Since 1973, 18 emergency declarations have been declared for Jackson County, mostly for fires

The 2018 Peninger Fire burns along Biddle Road in Central Point. Wildfires, drought, earthquakes and winter storms top the list of disasters facing Medford, according to a city disaster mitigation plan. [Mail Tribune / file photo]

Forest fires, drought, earthquakes and winter storms top the list of disasters that could devastate our valley.

Medford City Council on Thursday passed a five-year disaster mitigation plan that aims to prevent injuries, loss of life and damage to property and the environment from natural disasters.

A committee of officials from Medford and other organizations developed the plan and assessed the potential for disasters, along with recommendations.

“There are about 54 of them recommended by the group to help reduce our risk and make Medford and the region a little safer for us,” said Aaron Ott, the city’s emergency management coordinator.

One of the goals of the five-year plan is to increase the number of beds for the homeless to get them out of areas such as the Bear Creek Greenway, which are prone to fires.

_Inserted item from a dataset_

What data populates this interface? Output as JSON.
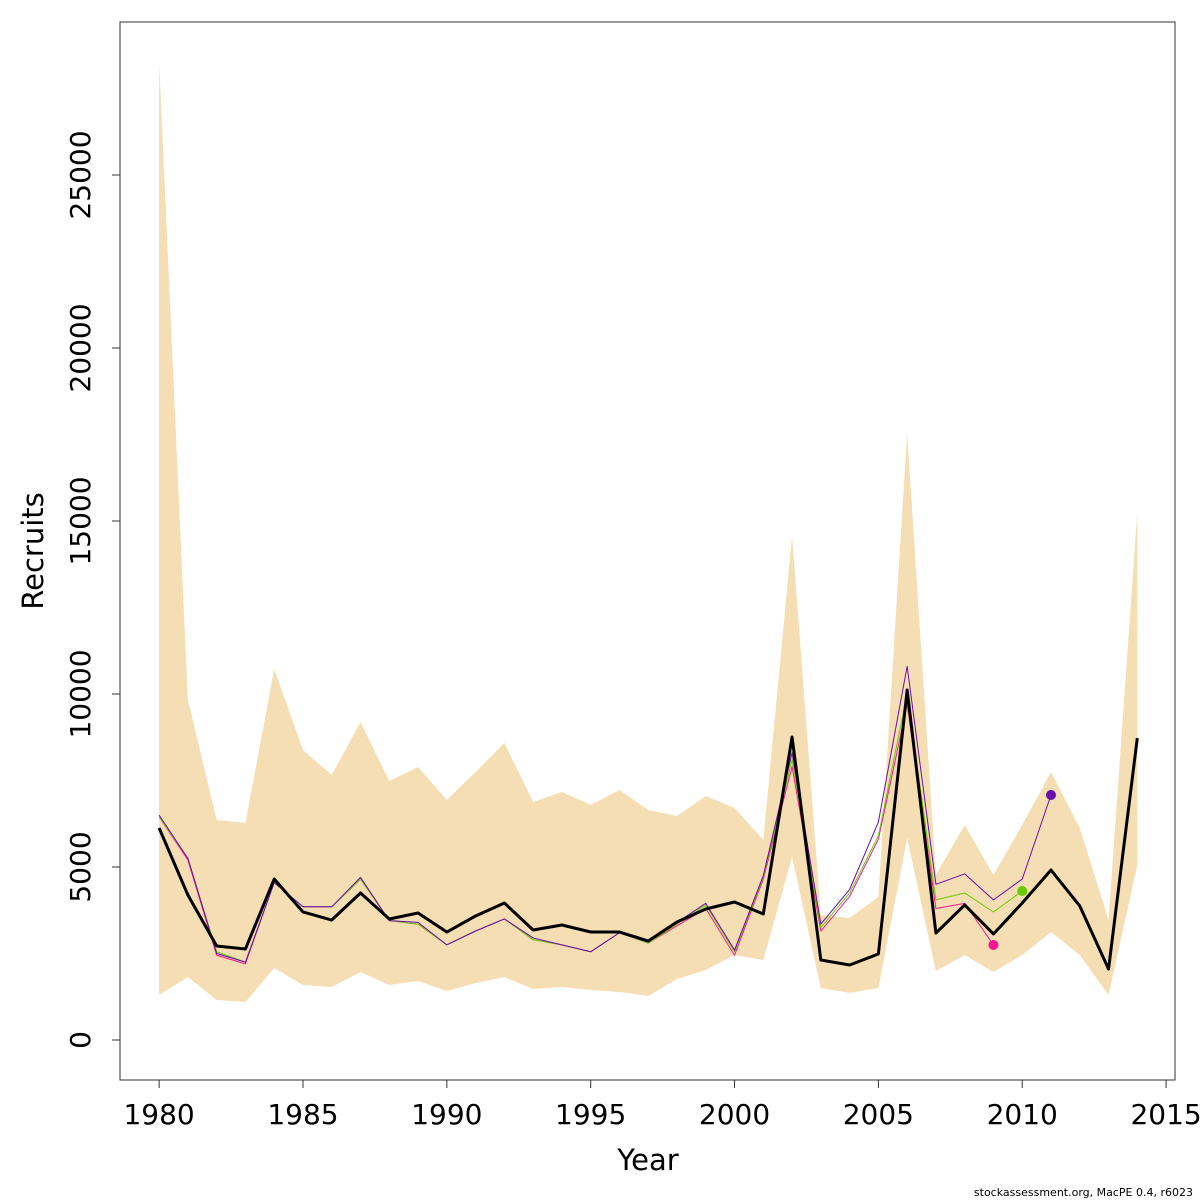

The city adopted its first five-year disaster plan in 2017.

Also, more effort will be put into cleaning up trash and other debris left behind by homeless camps.

In 2020, the Almeda fire, which started near the greenway, destroyed 2,500 residences, mainly in Talent and Phoenix.

The City plans to continue to reduce weeds on public property and in vacant lots, lanes and secondary roads. The city is also helping local residents reduce the risk of fire on their property.

Other efforts will include greater community outreach, including to Spanish speakers and seniors, greater coordination with other agencies, and the development of a wildfire protection plan.

Councilor Mike Zarosinski said he thought some of the proposals would be difficult to fund, and he questioned whether the plan would affect local insurance rates, citing a wildfire hazard map released earlier this year that some feared would result in higher insurance rates or denial of coverage.

The state eventually pulled the card after a public outcry, and a follow-up announcement from state insurance regulators said there was no evidence that insurance companies had used the card to change insurance policies. insurance rates or deny coverage.

Ott said, “This plan has no impact on insurance ratings.”

He said the city’s plan “opens the door to more funding from the state and federal levels.”

Topping the list of natural disasters that could strike the Medford area in any given year are wildfires, drought, a winter storm, or a Cascadia subduction earthquake, which could make the Interstate 5 impassable for weeks or months.

In the next tier of possible natural disasters are infectious diseases, poor air quality, extreme heat, and flooding.

Other potential disasters include a more localized earthquake, windstorm, volcano, and landslide.

After state review, the plan will be sent to the Federal Emergency Management Agency for adoption.

Oregon has had 94 federal disaster declarations since 1953, when the federal government began declaring them

Federal disaster declarations for Jackson County have included four for major rain or flood events in 1964, 1974, 1997, and 2006.

A major disaster declaration for the COVID-19 pandemic is underway.

In 2020, wildfires, including the Almeda fire, caused a declaration of disaster.

Oregon and local authorities have also declared disasters.

Since 1973, 18 emergency declarations have been declared for Jackson County, mostly for fires.

The smoke from the fires is another blow to the health of local residents and the economy.

Since 2010, the county has had an average of 15.8 days per year with unhealthy air.

The last five years have been the worst, with 2018 with 48 days in the unhealthy range followed by 2021 with 35 days.

The only years the air didn’t enter the unhealthy range were 2010 and 2016.